Önceliğin ‘teknolojik üretim’ olması gerektiğini söyleyen Destici, kuraklık ve çevre kirliliği konularına da değinerek “Türkiye kuraklık yaşıyor, bizim kuraklık ile mücadeleyi öncelememiz lazım. Marmara Denizi başta olmak üzere denizlerimizdeki müsilaj, Ergene Havzası'nın kirliliği durup dururken olmuyor. Atıkların oraya karışmasıyla oluyor. Biz bu konuda da çok net şeyler söyledik. Bunlar yerel yönetimlerin insafına bırakılamaz. Merkezi hükümetin, Çevre ve Şehircilik Bakanlığı'nın burada insiyatifi ele alacak. Marifet kirlendikten sonra temizlemek değil, marifet kirlenmemesini temin etmek. Zamanında yapılamamış olanlar bugün yapılmalıdır. Mutlaka her fabrikanın, atık oluşturan her sanayi kuruluşunun arıtma tesisi olmalıdır. Bunların Çevre ve Şehircilik Bakanlığı tarafından denetlenmesi lazım” dedi.

 

“BUNDAN SONRA DA TAKİPÇİSİ OLACAĞIZ”

 

Büyük Birlik Partisi Genel Başkanı Mustafa Destici açıklamalarının ardından gazetecilerin sorularını yanıtladı. 15 Temmuz hain darbe girişiminin bir milat olduğunu, bir sistem değişikliğine geçildiğini ve bu sistem değişikliğinden sonra istikrarlı bir yönetime geçildiğini söyleyen Destici, “Meclis 80 darbesinden sonra en çok temsil edilme imkanı buldu yani temsilde adalet en yüksek derecede sağlandı. Tabi sistemin bazı eksiklikleri, noksanlıkları var ama bunlar tamamlanabilir, tamamlanmalı. Seçim kanunu ve siyasi parti yasası bir an önce demokratişletirilmeli” dedi.

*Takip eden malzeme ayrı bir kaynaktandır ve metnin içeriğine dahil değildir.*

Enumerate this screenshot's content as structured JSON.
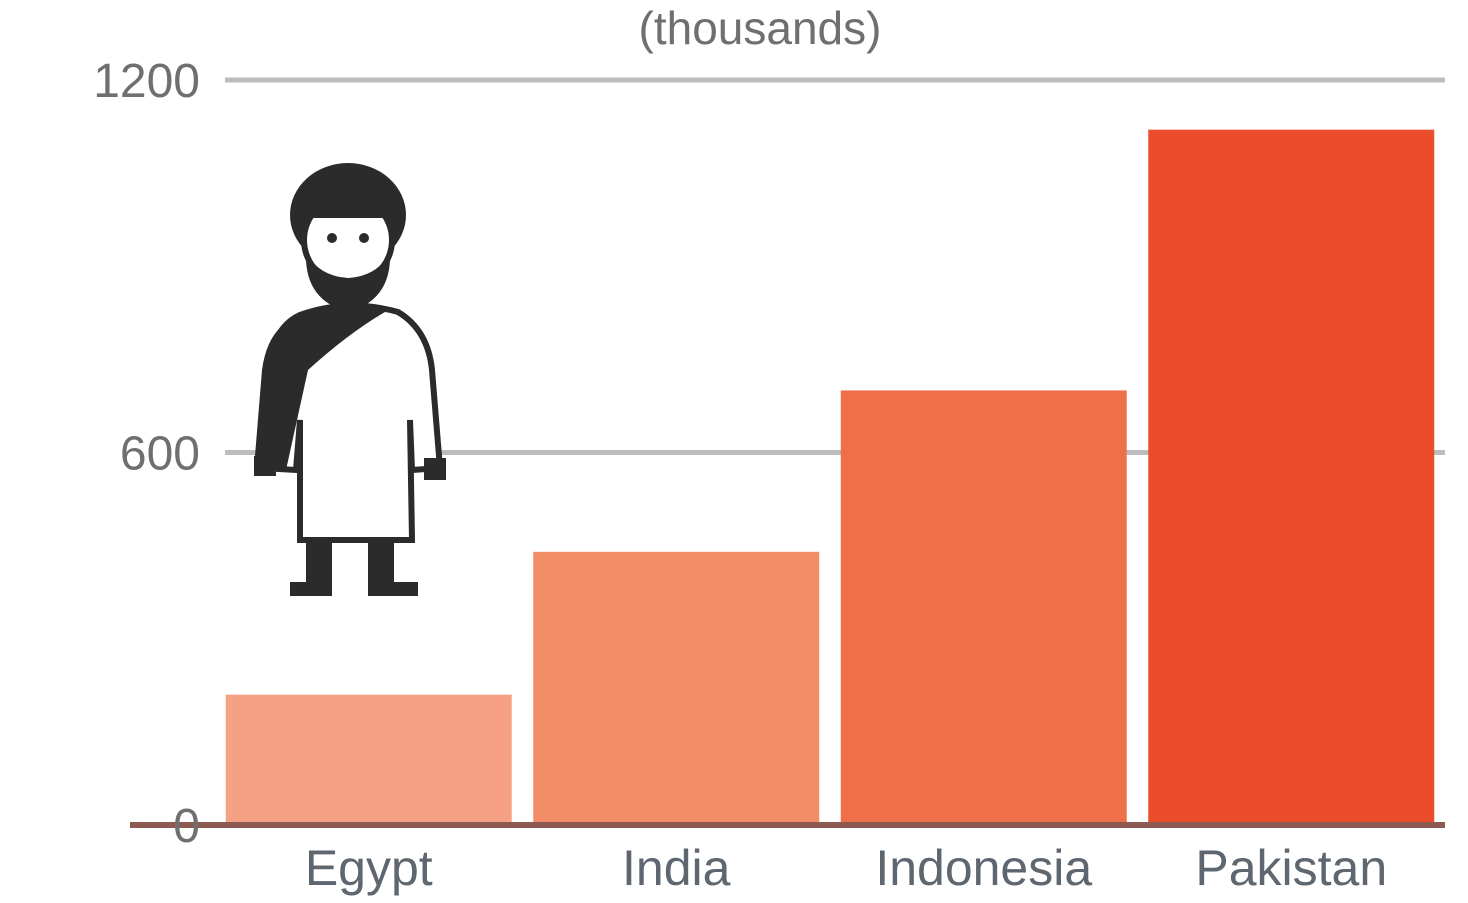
{
  "chart_data": {
    "type": "bar",
    "title": "",
    "unit_label": "(thousands)",
    "xlabel": "",
    "ylabel": "",
    "categories": [
      "Egypt",
      "India",
      "Indonesia",
      "Pakistan"
    ],
    "values": [
      210,
      440,
      700,
      1120
    ],
    "ylim": [
      0,
      1200
    ],
    "yticks": [
      0,
      600,
      1200
    ],
    "ytick_labels": [
      "0",
      "600",
      "1200"
    ],
    "grid": true,
    "legend": "none",
    "colors": [
      "#f7a184",
      "#f28d67",
      "#ef6f48",
      "#eb4d2c"
    ],
    "axis_color": "#8c5a50",
    "grid_color": "#bdbdbd",
    "illustration": "bearded-man-figure"
  }
}
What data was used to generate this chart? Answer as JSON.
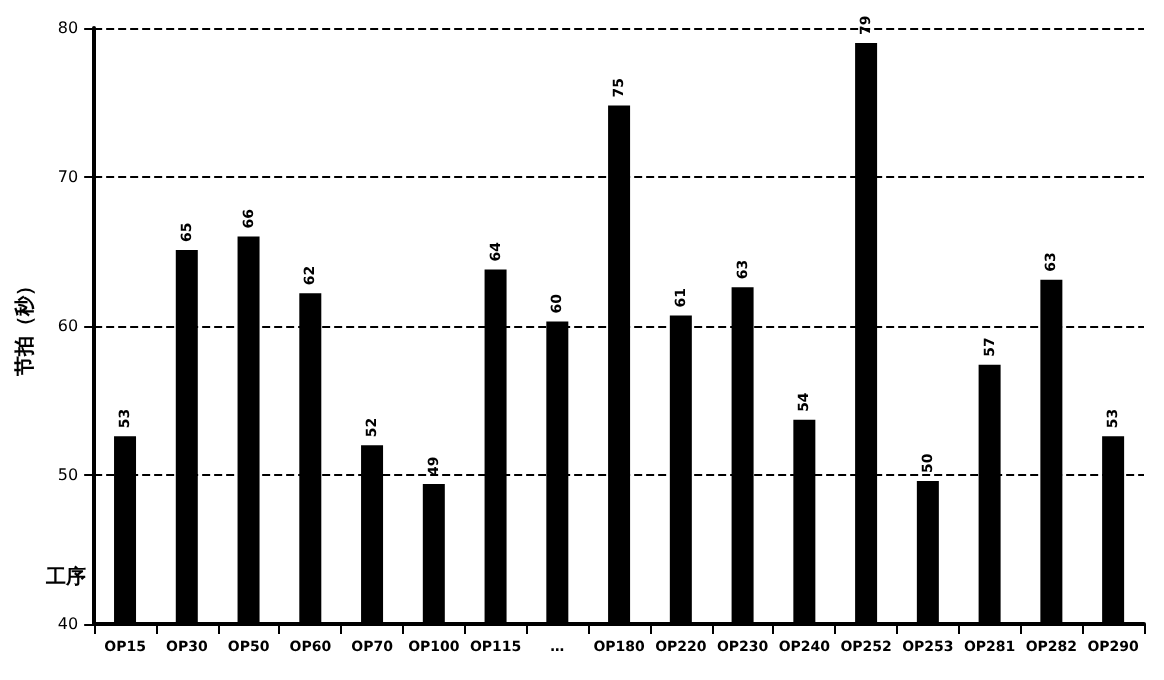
{
  "chart_data": {
    "type": "bar",
    "ylabel": "节拍（秒）",
    "xlabel": "工序",
    "categories": [
      "OP15",
      "OP30",
      "OP50",
      "OP60",
      "OP70",
      "OP100",
      "OP115",
      "…",
      "OP180",
      "OP220",
      "OP230",
      "OP240",
      "OP252",
      "OP253",
      "OP281",
      "OP282",
      "OP290"
    ],
    "values": [
      52.6,
      65.1,
      66.0,
      62.2,
      52.0,
      49.4,
      63.8,
      60.3,
      74.8,
      60.7,
      62.6,
      53.7,
      79.0,
      49.6,
      57.4,
      63.1,
      52.6
    ],
    "value_labels": [
      "53",
      "65",
      "66",
      "62",
      "52",
      "49",
      "64",
      "60",
      "75",
      "61",
      "63",
      "54",
      "79",
      "50",
      "57",
      "63",
      "53"
    ],
    "color": "#000000",
    "ylim": [
      40,
      80
    ],
    "yticks": [
      40,
      50,
      60,
      70,
      80
    ],
    "grid": "y"
  }
}
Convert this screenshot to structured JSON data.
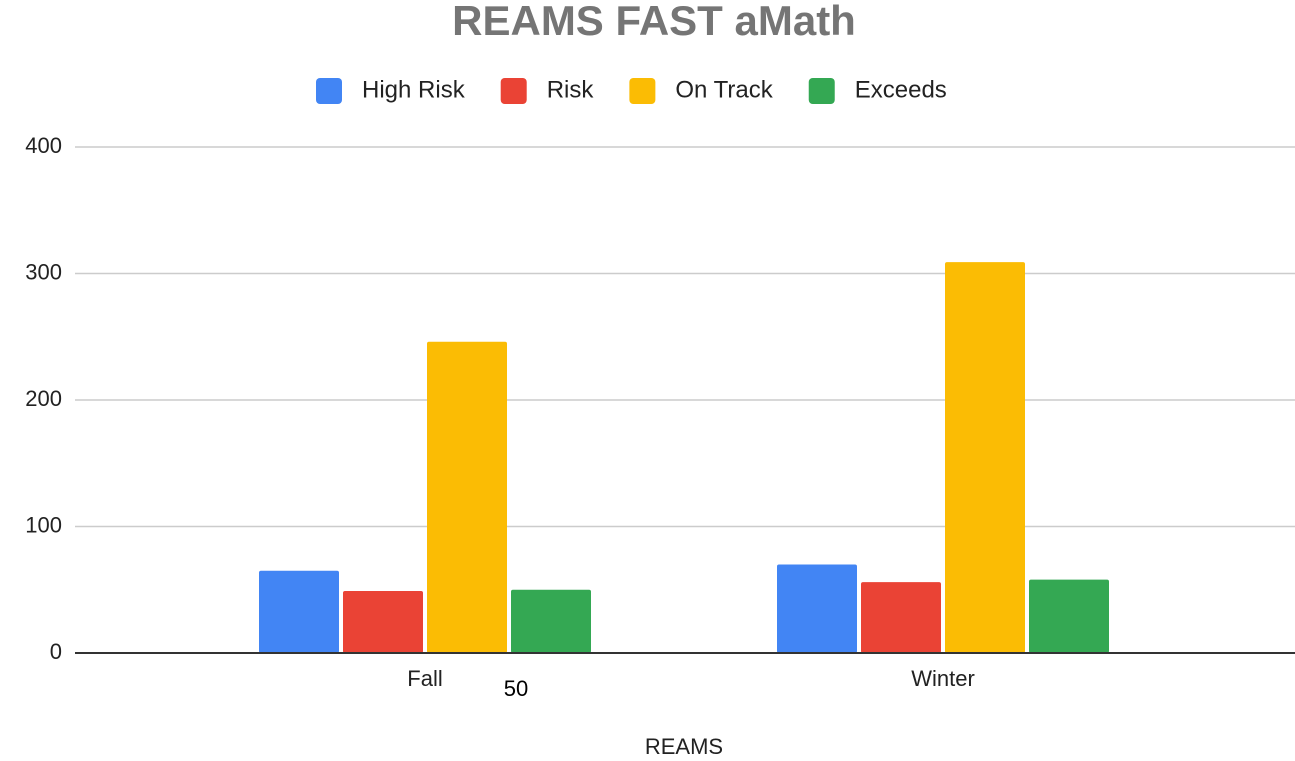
{
  "chart_data": {
    "type": "bar",
    "title": "REAMS FAST aMath",
    "x_label": "REAMS",
    "annotation": "50",
    "categories": [
      "Fall",
      "Winter"
    ],
    "series": [
      {
        "name": "High Risk",
        "color": "#4285f4",
        "values": [
          65,
          70
        ]
      },
      {
        "name": "Risk",
        "color": "#ea4335",
        "values": [
          49,
          56
        ]
      },
      {
        "name": "On Track",
        "color": "#fbbc04",
        "values": [
          246,
          309
        ]
      },
      {
        "name": "Exceeds",
        "color": "#34a853",
        "values": [
          50,
          58
        ]
      }
    ],
    "ylim": [
      0,
      400
    ],
    "yticks": [
      0,
      100,
      200,
      300,
      400
    ],
    "grid": true,
    "legend": "top"
  }
}
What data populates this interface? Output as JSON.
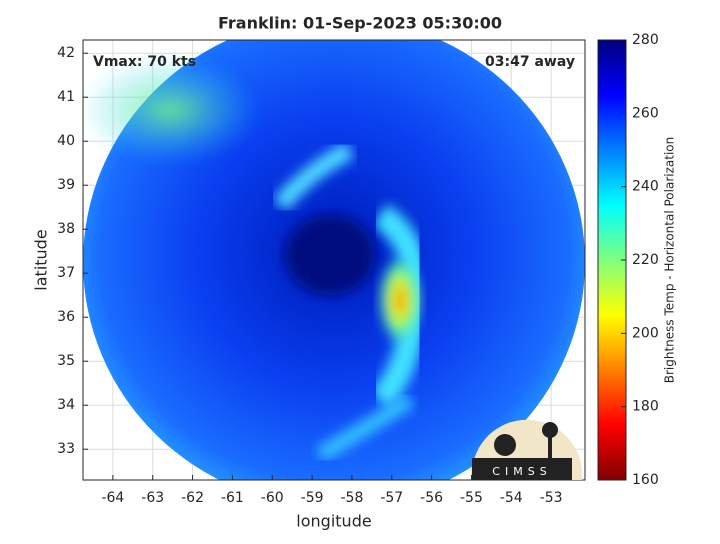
{
  "chart_data": {
    "type": "image",
    "title": "Franklin: 01-Sep-2023 05:30:00",
    "x_label": "longitude",
    "y_label": "latitude",
    "annotations": [
      "Vmax: 70 kts",
      "03:47 away"
    ],
    "logo": "CIMSS",
    "xlim": [
      -64.75,
      -52.15
    ],
    "xticks": [
      -64,
      -63,
      -62,
      -61,
      -60,
      -59,
      -58,
      -57,
      -56,
      -55,
      -54,
      -53
    ],
    "ylim": [
      32.3,
      42.3
    ],
    "yticks": [
      33,
      34,
      35,
      36,
      37,
      38,
      39,
      40,
      41,
      42
    ],
    "grid": true,
    "colorbar": {
      "label": "Brightness Temp - Horizontal Polarization",
      "colormap": "jet",
      "clim": [
        160,
        280
      ],
      "ticks": [
        160,
        180,
        200,
        220,
        240,
        260,
        280
      ]
    }
  }
}
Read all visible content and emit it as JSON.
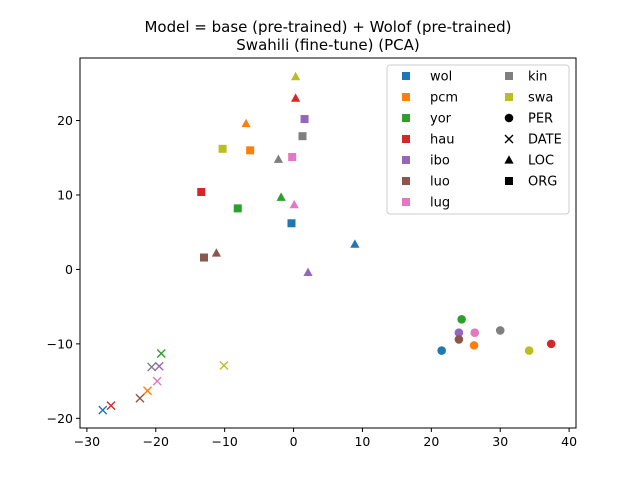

Yeni anayasa için  siyasi partilerin bir araya gelmesi ve Türkiye’nin darbe anayasasından kurtulması gerektiğini söyleyen Destici, Büyük Birlik Partisi’nin merhum genel başkanı Muhsin Yazıcıoğlu’nun ölümüne ilişkin yürütülen mahkeme süreciyle ilgili de bilgi verdi. Sürecin devam ettiğini söyleyen Destici, bu zamana kadar olduğu gibi bundan sonra da sürecin takipçisi olacaklarını söyledi.

 

“MEŞRUİYETİN DIŞINA KİM ÇIKARSA BUNU DOĞRU BULMAYIZ”

 

“1990’lı yıllarda olduğu gibi bugünlerde de Türk siyasetine mafya yön vermeye çalışıyor. Bunu nasıl yorumluyorsunuz” sorusuna da cevap veren Destici, “Biz ilk olarak meşruiyet diyoruz. Meşruiyetin dışına kim çıkarsa bunu doğru bulmayız. İkincisi hukuk diyoruz. Hukukun dışına kim çıkarsa bunu da doğru bulmayız. Üçüncüsü ahlak diyoruz. Dördüncüsü de demokrasi ve insan hakları. Onun dışında bir de vicdan var. Bunların dışına kim çıkarsa biz bunların yanlış olduğunu söyleriz, söyledik ve herkesin meşruiyet, hukuk, demokrasi, vicdan, adalet ve hukuk kavramları içinde kalması lazım. Bunların dışına kim çıkıyorsa bizim onlarla işimiz olmaz” dedi.

 

“BASINA KISITLAMA DEĞİL, DESTEK VERİLMELİ”

 

Cumhurbaşkanlığı tarafından yayınlanan tasarruf tedbirleri içerisinde basın, yayın ve gazetelere ilişkin tasarruf tedbirlerinin hatırlatılması üzerine de BBP Genel Başkanı Mustafa Destici, “Basında tasarruf olmaz. Basının hayatının sürdürebilmesi için bu destekler elzemdir, bunların tasarruf tedbirleri kapsamında olmasını doğru bulmuyorum. Bunun bir an önce düzeltilmesi, hem reklam desteğinin devam etmesi hem de bu gazete alımların, ilanların ya da görsel reklamların devam etmesi lazım. Ben sizin yanınızdayım. Özellikle yerel basınımız bu konuda büyük mağduriyet yaşıyor. Bu mağduriyetin yaşatılmaması lazım. Basına tam tersine kısıtlama değil, destek verilmesi gerektiğini düşünüyorum” dedi.